Options lca and lowest require the path to the file nodes.dmp by using the -t option.

When the two tab-separated output files contain the classification score in the 4th column (by running kaiju -v), then option -s can be used to give precedence to the classification result with the higher score.

KaijuX and KaijuP

The programs kaijux and kaijup can be used for finding the best matching database sequence for each query sequence without taxonomic classification, i.e., they will just print the name of the database sequence. Thus, both programs do not use the nodes.dmp file containing the taxonomy, but only need the .fmi database file. While kaijux takes nucleotide sequences as input and translates them into the six reading frames like standard kaiju, kaijup takes protein sequences as input, which are directly searched in the database. All other parameters remain the same as in standard kaiju. In case of paired-end reads, both mates are searched independently.

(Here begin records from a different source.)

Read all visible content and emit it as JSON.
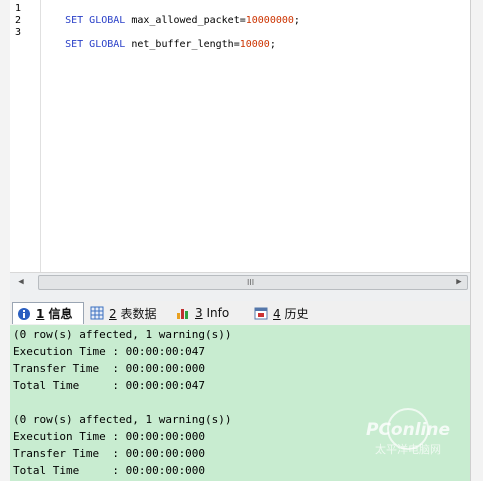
{
  "editor": {
    "lines": [
      {
        "num": "1",
        "kw": "SET GLOBAL",
        "name": "max_allowed_packet=",
        "value": "10000000",
        "end": ";"
      },
      {
        "num": "2",
        "kw": "",
        "name": "",
        "value": "",
        "end": ""
      },
      {
        "num": "3",
        "kw": "SET GLOBAL",
        "name": "net_buffer_length=",
        "value": "10000",
        "end": ";"
      }
    ]
  },
  "scrollbar": {
    "left_arrow": "◀",
    "right_arrow": "▶",
    "grip": "III"
  },
  "tabs": [
    {
      "key": "1",
      "label": "信息",
      "icon": "info-icon"
    },
    {
      "key": "2",
      "label": "表数据",
      "icon": "table-data-icon"
    },
    {
      "key": "3",
      "label": "Info",
      "icon": "info-chart-icon"
    },
    {
      "key": "4",
      "label": "历史",
      "icon": "history-icon"
    }
  ],
  "results": {
    "lines": [
      "(0 row(s) affected, 1 warning(s))",
      "Execution Time : 00:00:00:047",
      "Transfer Time  : 00:00:00:000",
      "Total Time     : 00:00:00:047",
      "",
      "(0 row(s) affected, 1 warning(s))",
      "Execution Time : 00:00:00:000",
      "Transfer Time  : 00:00:00:000",
      "Total Time     : 00:00:00:000"
    ]
  },
  "watermark": {
    "brand": "PConline",
    "sub": "太平洋电脑网"
  },
  "colors": {
    "keyword": "#2a40c8",
    "number": "#cc3300",
    "results_bg": "#c8ecd0"
  }
}
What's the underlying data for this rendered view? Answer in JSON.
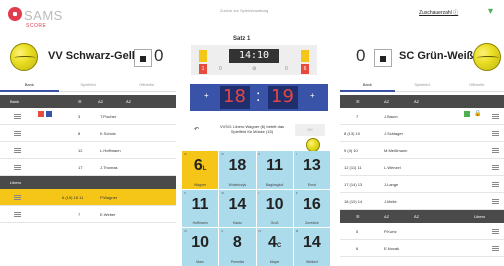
{
  "app": {
    "logo_text": "SAMS",
    "logo_sub": "SCORE",
    "back_link": "Zurück zur Spielverwaltung",
    "spectator_label": "Zuschauerzahl ⓘ"
  },
  "team_left": {
    "name": "VV Schwarz-Gelb",
    "sets": "0"
  },
  "team_right": {
    "name": "SC Grün-Weiß",
    "sets": "0"
  },
  "set": {
    "title": "Satz 1",
    "clock": "14:10",
    "timeouts_left": "0",
    "timeouts_right": "0",
    "mid_count": "0",
    "subs_left": "1",
    "subs_right": "6"
  },
  "score": {
    "left": "18",
    "right": "19",
    "plus": "+"
  },
  "tabs_left": [
    "Bank",
    "Spielfeld",
    "Offizielle"
  ],
  "tabs_right": [
    "Bank",
    "Spielfeld",
    "Offizielle"
  ],
  "roster_left": {
    "header": {
      "c1": "Bank",
      "c2": "☰",
      "c3": "AZ",
      "c4": "ÄZ"
    },
    "rows": [
      {
        "num": "3",
        "name": "T.Fischer"
      },
      {
        "num": "8",
        "name": "K.Schulz"
      },
      {
        "num": "12",
        "name": "L.Hoffmann"
      },
      {
        "num": "17",
        "name": "J.Thomas"
      }
    ],
    "libero_header": "Libero",
    "libero_rows": [
      {
        "num": "6 (15) 18 11",
        "name": "P.Wagner"
      },
      {
        "num": "7",
        "name": "E.Weber"
      }
    ]
  },
  "roster_right": {
    "header": {
      "c1": "☰",
      "c2": "AZ",
      "c3": "ÄZ"
    },
    "rows": [
      {
        "num": "7",
        "name": "J.Baum"
      },
      {
        "num": "8 (13) 10",
        "name": "J.Schlager"
      },
      {
        "num": "9 (4) 10",
        "name": "M.Meißmann"
      },
      {
        "num": "12 (11) 11",
        "name": "L.Wenzel"
      },
      {
        "num": "17 (14) 13",
        "name": "J.Lange"
      },
      {
        "num": "18 (10) 14",
        "name": "J.Meile"
      }
    ],
    "libero_header": "Libero",
    "libero_rows": [
      {
        "num": "5",
        "name": "P.Kurtz"
      },
      {
        "num": "6",
        "name": "E.Novak"
      }
    ]
  },
  "message": {
    "undo": "↶",
    "text": "VVSG: Libero Wagner (6) betritt das Spielfeld für Mücke (15)",
    "ok": "OK"
  },
  "court": [
    {
      "pos": "IV",
      "num": "6",
      "sup": "L",
      "name": "Wagner",
      "server": true
    },
    {
      "pos": "III",
      "num": "18",
      "sup": "",
      "name": "Winkelczyk",
      "server": false
    },
    {
      "pos": "II",
      "num": "11",
      "sup": "",
      "name": "Baginsgkof",
      "server": false
    },
    {
      "pos": "I",
      "num": "13",
      "sup": "",
      "name": "Ernst",
      "server": false
    },
    {
      "pos": "V",
      "num": "11",
      "sup": "",
      "name": "Hoffmann",
      "server": false
    },
    {
      "pos": "VI",
      "num": "14",
      "sup": "",
      "name": "Kautz",
      "server": false
    },
    {
      "pos": "I",
      "num": "10",
      "sup": "",
      "name": "Groß",
      "server": false
    },
    {
      "pos": "II",
      "num": "16",
      "sup": "",
      "name": "Zuredick",
      "server": false
    },
    {
      "pos": "VI",
      "num": "10",
      "sup": "",
      "name": "Marx",
      "server": false
    },
    {
      "pos": "V",
      "num": "8",
      "sup": "",
      "name": "Pernetta",
      "server": false
    },
    {
      "pos": "IV",
      "num": "4",
      "sup": "C",
      "name": "Mayer",
      "server": false
    },
    {
      "pos": "III",
      "num": "14",
      "sup": "",
      "name": "Weikert",
      "server": false
    }
  ]
}
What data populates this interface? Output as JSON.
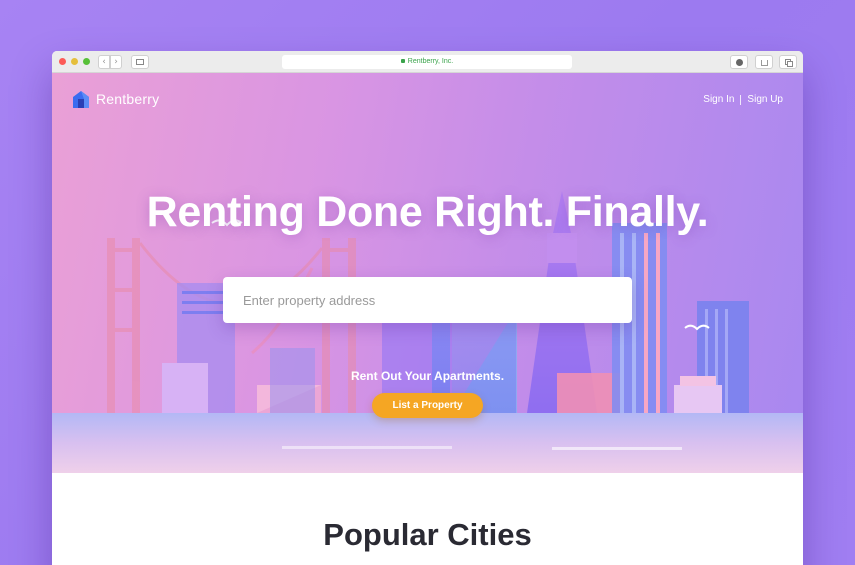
{
  "browser": {
    "url": "Rentberry, Inc.",
    "back_glyph": "‹",
    "forward_glyph": "›",
    "icons": [
      "sidebar-icon",
      "lock-icon",
      "download-icon",
      "share-icon",
      "tabs-icon"
    ]
  },
  "header": {
    "logo_text": "Rentberry",
    "sign_in": "Sign In",
    "sign_up": "Sign Up"
  },
  "hero": {
    "headline": "Renting Done Right. Finally.",
    "search_placeholder": "Enter property address",
    "rent_out_text": "Rent Out Your Apartments.",
    "list_button": "List a Property"
  },
  "main": {
    "section_title": "Popular Cities"
  },
  "colors": {
    "accent": "#f5a623",
    "logo_blue": "#3b6cf0",
    "hero_pink": "#eaa0d6",
    "hero_purple": "#a888f0",
    "page_bg": "#a783f3"
  }
}
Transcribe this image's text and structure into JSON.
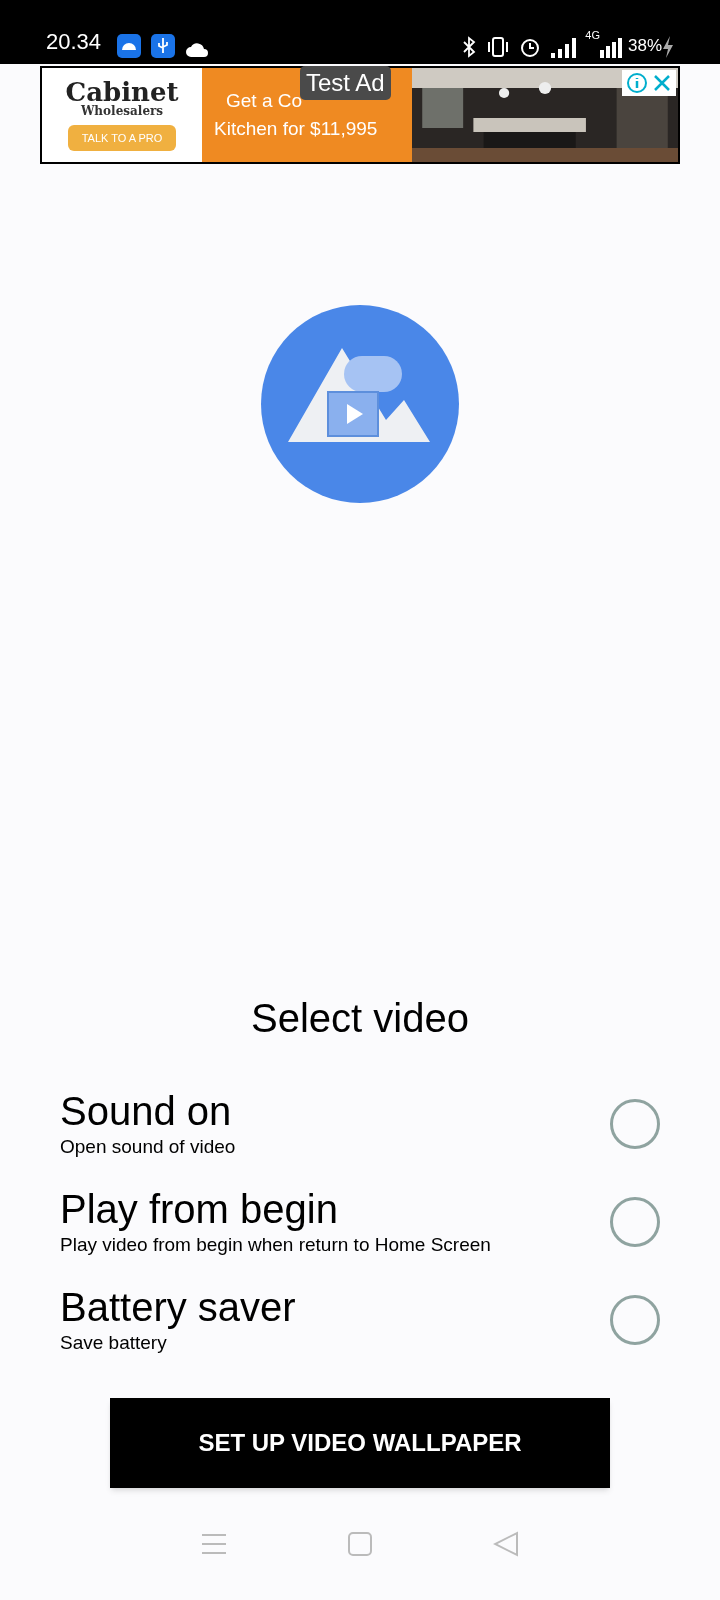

To build an index for a custom database, all sequences need to be in a single FASTA file and may only contain the 20 letters from the standard protein alphabet ACDEFGHIKLMNPQRSTVWY.

For example, building the index (the Burrows-Wheeler transform and FM-index) from the file with the protein sequences proteins.faa is done in two steps by the programs kaiju-mkbwt and kaiju-mkfmi:

kaiju-mkbwt -n 5 -a ACDEFGHIKLMNPQRSTVWY -o proteins proteins.faa
kaiju-mkfmi proteins

This will create two intermediate files proteins.bwt and proteins.sa, and finally the file proteins.fmi, which is used by Kaiju.

The option -n for kaiju-mkbwt specifies the number of parallel threads. The more threads are used, the higher the memory consumption becomes. The option -e for kaiju-mkbwt specifies the exponent of the suffix array checkpoint distances and therefore determines the trade-off between the size of the suffix array and the speed of the search. The default value is 5.